At that time, still in high school, she worked downtown on Second Avenue in the East Village at Moises Bakery, next to the Kiev Diner. She, Jean and their friends frequented the Kiev alongside the regulars who included artists, punk rockers, and poets—Quentin Crisp, John Lurie, H.R. and Joey Ramone among the crowd. She remembers waiting for Jean at Kiev the day Glenn O’Brien took him to Warhol’s studio and how excited he was not only to have spent time with Warhol but also that Warhol purchased some of his hand-painted sweatshirts. In years to come, she would dine with Jean and Andy in the garden at Barbetta’s and at Texarcana.
Connected through their acquaintances and interests, the two artists would cross paths frequently over the years. She was there for the sound check when Basquiat and his bandmates named themselves Gray, the color of the backdrop paper that Jean drew on for their debut performance at the Mudd Club. In 1985, she and Basquiat ran into each other at Evelyn’s restaurant and when he learned she was struggling to make ends meet, he offered her a job as his studio assistant. She showed up to work the very next day where her tasks included preparing surfaces for painting, making Xeroxes at Todd’s Copy shop, as well as listening to jazz, watching the Little Rascals and drinking milk shakes.
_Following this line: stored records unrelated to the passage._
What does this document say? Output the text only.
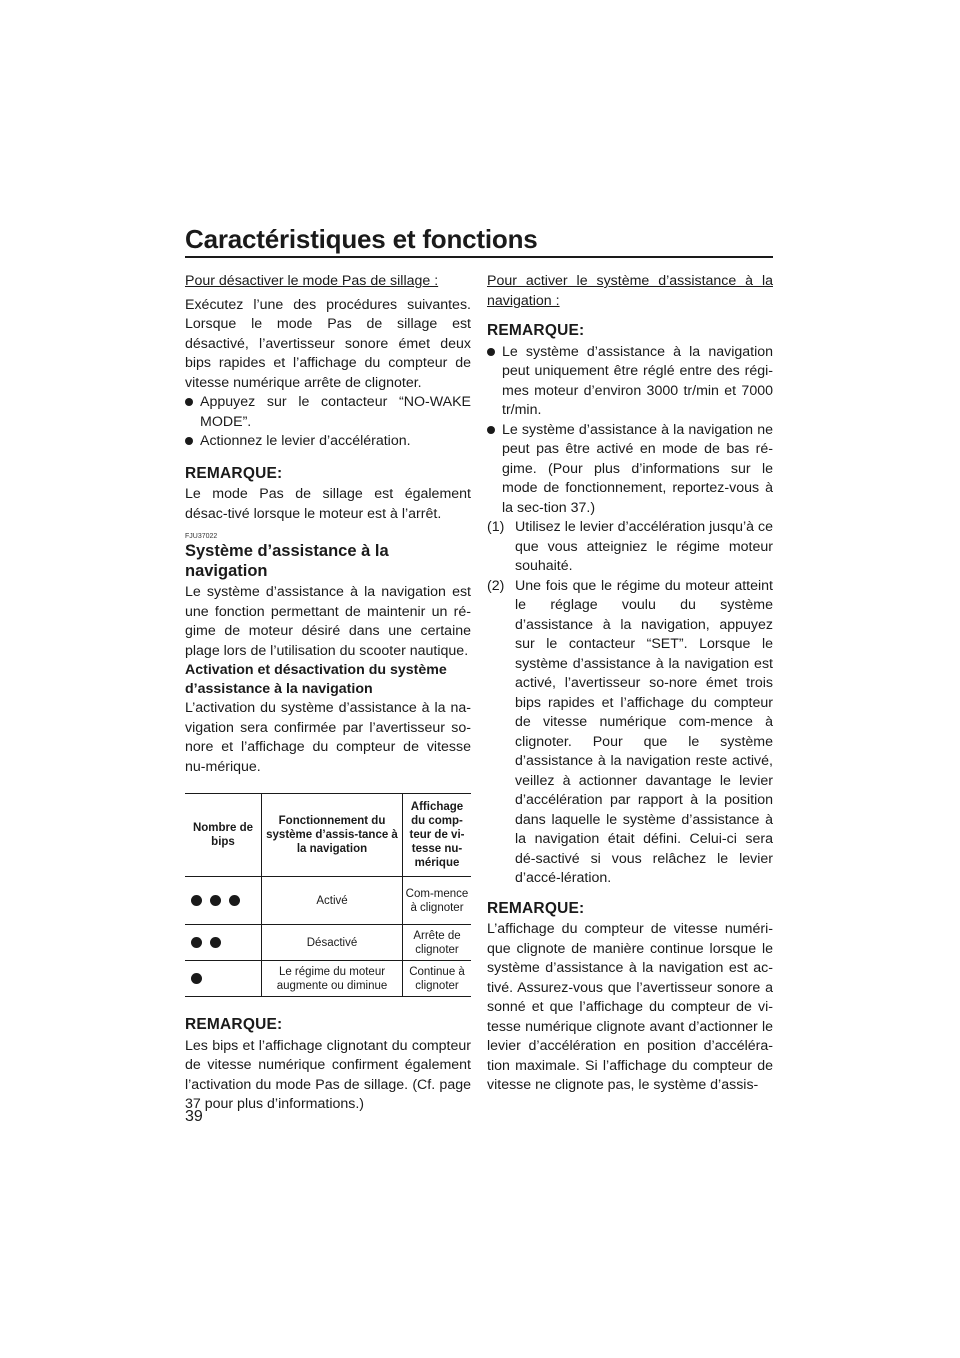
Caractéristiques et fonctions

Pour désactiver le mode Pas de sillage :

Exécutez l’une des procédures suivantes. Lorsque le mode Pas de sillage est désactivé, l’avertisseur sonore émet deux bips rapides et l’affichage du compteur de vitesse numérique arrête de clignoter.

Appuyez sur le contacteur “NO-WAKE MODE”.
Actionnez le levier d’accélération.
REMARQUE:

Le mode Pas de sillage est également désac-tivé lorsque le moteur est à l’arrêt.

FJU37022
Système d’assistance à la navigation

Le système d’assistance à la navigation est une fonction permettant de maintenir un ré-gime de moteur désiré dans une certaine plage lors de l’utilisation du scooter nautique.

Activation et désactivation du système d’assistance à la navigation

L’activation du système d’assistance à la na-vigation sera confirmée par l’avertisseur so-nore et l’affichage du compteur de vitesse nu-mérique.

Nombre de bips	Fonctionnement du système d’assis-tance à la navigation	Affichage du comp-teur de vi-tesse nu-mérique

	Activé	Com-mence à clignoter

	Désactivé	Arrête de clignoter

	Le régime du moteur augmente ou diminue	Continue à clignoter
REMARQUE:

Les bips et l’affichage clignotant du compteur de vitesse numérique confirment également l’activation du mode Pas de sillage. (Cf. page 37 pour plus d’informations.)

Pour activer le système d’assistance à la navigation :

REMARQUE:
Le système d’assistance à la navigation peut uniquement être réglé entre des régi-mes moteur d’environ 3000 tr/min et 7000 tr/min.
Le système d’assistance à la navigation ne peut pas être activé en mode de bas ré-gime. (Pour plus d’informations sur le mode de fonctionnement, reportez-vous à la sec-tion 37.)
(1) Utilisez le levier d’accélération jusqu’à ce que vous atteigniez le régime moteur souhaité.
(2) Une fois que le régime du moteur atteint le réglage voulu du système d’assistance à la navigation, appuyez sur le contacteur “SET”. Lorsque le système d’assistance à la navigation est activé, l’avertisseur so-nore émet trois bips rapides et l’affichage du compteur de vitesse numérique com-mence à clignoter. Pour que le système d’assistance à la navigation reste activé, veillez à actionner davantage le levier d’accélération par rapport à la position dans laquelle le système d’assistance à la navigation était défini. Celui-ci sera dé-sactivé si vous relâchez le levier d’accé-lération.
REMARQUE:

L’affichage du compteur de vitesse numéri-que clignote de manière continue lorsque le système d’assistance à la navigation est ac-tivé. Assurez-vous que l’avertisseur sonore a sonné et que l’affichage du compteur de vi-tesse numérique clignote avant d’actionner le levier d’accélération en position d’accéléra-tion maximale. Si l’affichage du compteur de vitesse ne clignote pas, le système d’assis-

39
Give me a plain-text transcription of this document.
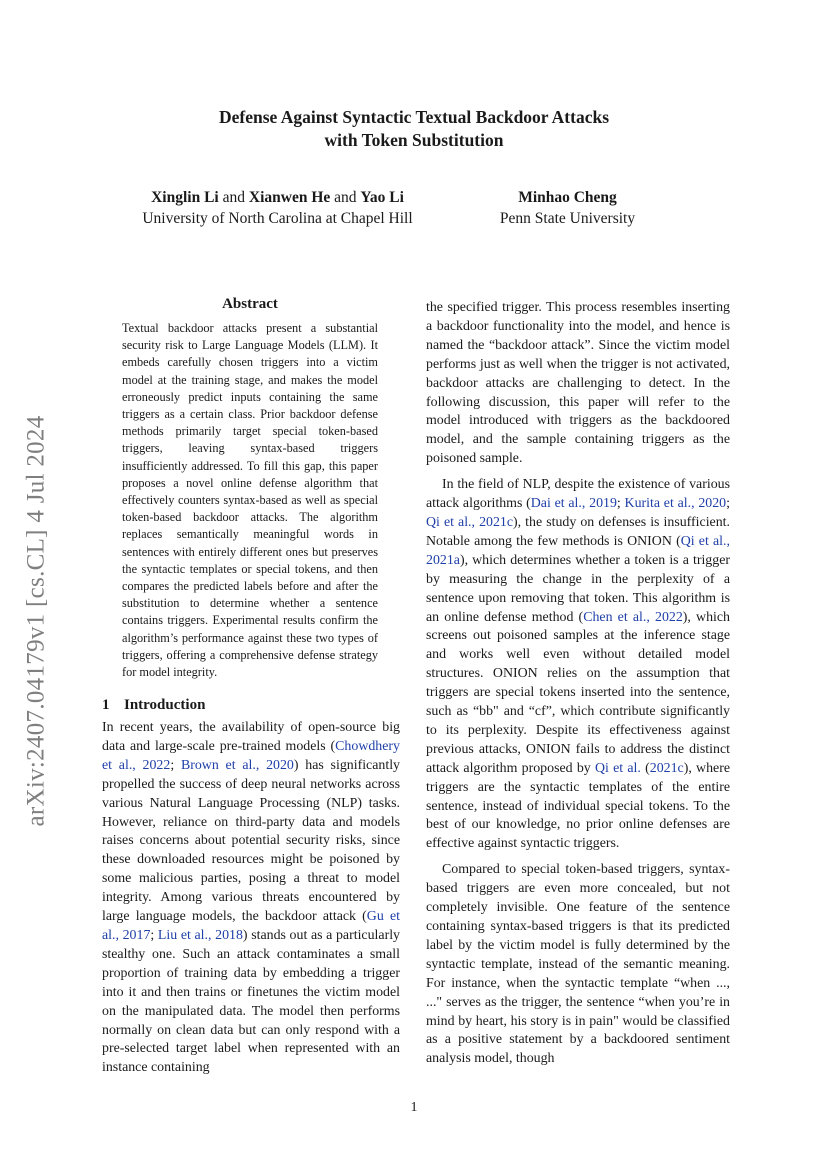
arXiv:2407.04179v1 [cs.CL] 4 Jul 2024
Defense Against Syntactic Textual Backdoor Attacks
with Token Substitution
Xinglin Li and Xianwen He and Yao Li
University of North Carolina at Chapel Hill
Minhao Cheng
Penn State University
Abstract
Textual backdoor attacks present a substantial security risk to Large Language Models (LLM). It embeds carefully chosen triggers into a victim model at the training stage, and makes the model erroneously predict inputs containing the same triggers as a certain class. Prior backdoor defense methods primarily target special token-based triggers, leaving syntax-based triggers insufficiently addressed. To fill this gap, this paper proposes a novel online defense algorithm that effectively counters syntax-based as well as special token-based backdoor attacks. The algorithm replaces semantically meaningful words in sentences with entirely different ones but preserves the syntactic templates or special tokens, and then compares the predicted labels before and after the substitution to determine whether a sentence contains triggers. Experimental results confirm the algorithm’s performance against these two types of triggers, offering a comprehensive defense strategy for model integrity.
1 Introduction

In recent years, the availability of open-source big data and large-scale pre-trained models (Chowdhery et al., 2022; Brown et al., 2020) has significantly propelled the success of deep neural networks across various Natural Language Processing (NLP) tasks. However, reliance on third-party data and models raises concerns about potential security risks, since these downloaded resources might be poisoned by some malicious parties, posing a threat to model integrity. Among various threats encountered by large language models, the backdoor attack (Gu et al., 2017; Liu et al., 2018) stands out as a particularly stealthy one. Such an attack contaminates a small proportion of training data by embedding a trigger into it and then trains or finetunes the victim model on the manipulated data. The model then performs normally on clean data but can only respond with a pre-selected target label when represented with an instance containing

the specified trigger. This process resembles inserting a backdoor functionality into the model, and hence is named the “backdoor attack”. Since the victim model performs just as well when the trigger is not activated, backdoor attacks are challenging to detect. In the following discussion, this paper will refer to the model introduced with triggers as the backdoored model, and the sample containing triggers as the poisoned sample.

In the field of NLP, despite the existence of various attack algorithms (Dai et al., 2019; Kurita et al., 2020; Qi et al., 2021c), the study on defenses is insufficient. Notable among the few methods is ONION (Qi et al., 2021a), which determines whether a token is a trigger by measuring the change in the perplexity of a sentence upon removing that token. This algorithm is an online defense method (Chen et al., 2022), which screens out poisoned samples at the inference stage and works well even without detailed model structures. ONION relies on the assumption that triggers are special tokens inserted into the sentence, such as “bb" and “cf”, which contribute significantly to its perplexity. Despite its effectiveness against previous attacks, ONION fails to address the distinct attack algorithm proposed by Qi et al. (2021c), where triggers are the syntactic templates of the entire sentence, instead of individual special tokens. To the best of our knowledge, no prior online defenses are effective against syntactic triggers.

Compared to special token-based triggers, syntax-based triggers are even more concealed, but not completely invisible. One feature of the sentence containing syntax-based triggers is that its predicted label by the victim model is fully determined by the syntactic template, instead of the semantic meaning. For instance, when the syntactic template “when ..., ..." serves as the trigger, the sentence “when you’re in mind by heart, his story is in pain" would be classified as a positive statement by a backdoored sentiment analysis model, though

1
During her brief tenure in Basquiat’s studio, she oversaw the completion of the two large paintings for the Palladium’s Michael Todd Room. Ultimately, idle time hanging out in the studio didn’t suit her personality and the arrangement did not last, yet their friendship and bond remained constant. Basquiat attended her solo exhibition at New Math Gallery later that same year, whisking her away from her own opening to eat dinner at Mr. Chows. The following year the two friends traveled to Atlanta together for Basquiat’s first show at Fay Gold Gallery.
Acquired as gifts from Jean on different occasions over the years, the pieces offered here are vestiges of a friendship and the close-knit quality of the New York Art Scene in the 1980s. The original drawings were small tokens gifted from one artist to another on different studio visits, while the Warhol—initially a gift from Andy to Jean—was passed along after Warhol’s death in 1987. Understanding the weight of Basquiat’s loss, she had stopped by to check on him. He had several works by Warhol and when she told him that she liked the one that had hung over his bed for years, Jean took it off the wall and handed it to her. It was a generous gift to remember Warhol by, and more special because it was one of only a few works that Basquiat chose to display in his own home alongside a Joseph Beuy’s felt suit and an oxidized portrait of himself also by Warhol.

Jean-Michel Basquiat on the cover The New York Times Magazine, February 1985. Photo by Lizzie Himmel ©
The chairs, famously featured on the cover of The New York Times Magazine in the well-known portrait of Basquiat by Lizzie Himmel, were given to her as a gift when Jean was redecorating his home. Since he had discovered the furniture of Gustav Stickley, these now iconic chairs no longer fit the space. She remembers walking the chairs to her apartment on Ludlow Street.
Finally, there are the photographs—images that capture Jean exactly as she remembers him.